In a letter to the Times published today, Howells continues: "I know how difficult it must be for these youngish adults who have done little in their lives but walk the moderately risky tightrope strung between university Labour clubs and Cabinet positions. I am vaguely aware of some of the pressures contemporary life places on them: the sheer toil of blogging, twittering, trying to balance the competing attractions of exuding gravitas and fashion chic at the same time as running government departments."
But, concludes Howells, with a general election less than a year away, it's "time to stop gazing lovingly into the political mirror and get on with making the most of the leg-up they've received over the past decade. Use it to help the Prime Minister make the world a better place."

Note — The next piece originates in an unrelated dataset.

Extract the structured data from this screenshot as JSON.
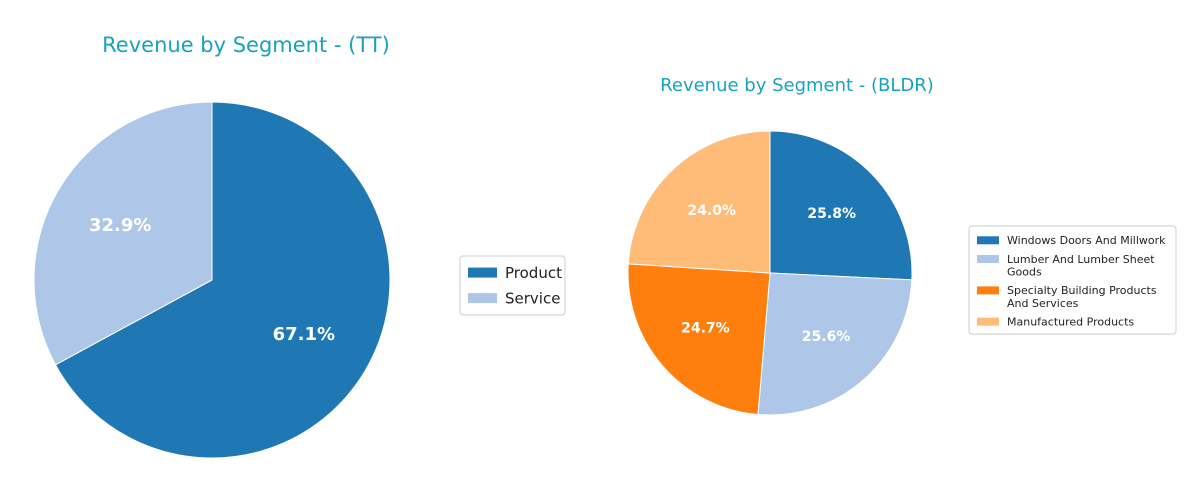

The attack has delighted Tony Blair's former spin doctor and Labour loyalist Alastair Campbell, who picked out the letter on his blog this morning. "He probably shouldn't have written it, as whilst intended to call for an end to division, it rather opens a new divide," writes the former No 10 spin doctor, "but it is funny, even if he takes a pop at blogging and tweeting. People say there are not enough characters in politics. Kim Howells is a character."
Howells has some form when it comes to plain speaking. As culture minister, he slammed the Turner Prize shortlist in 2002, saying: "If this is the best British artists can produce then British art
is lost. It is cold, mechanical, conceptual bullshit". He also criticised folk music by saying that "the idea of listening to three Somerset folk singers sounds like hell", and called gangsta
rappers "macho idiots" for "glorifying gun culture and violence".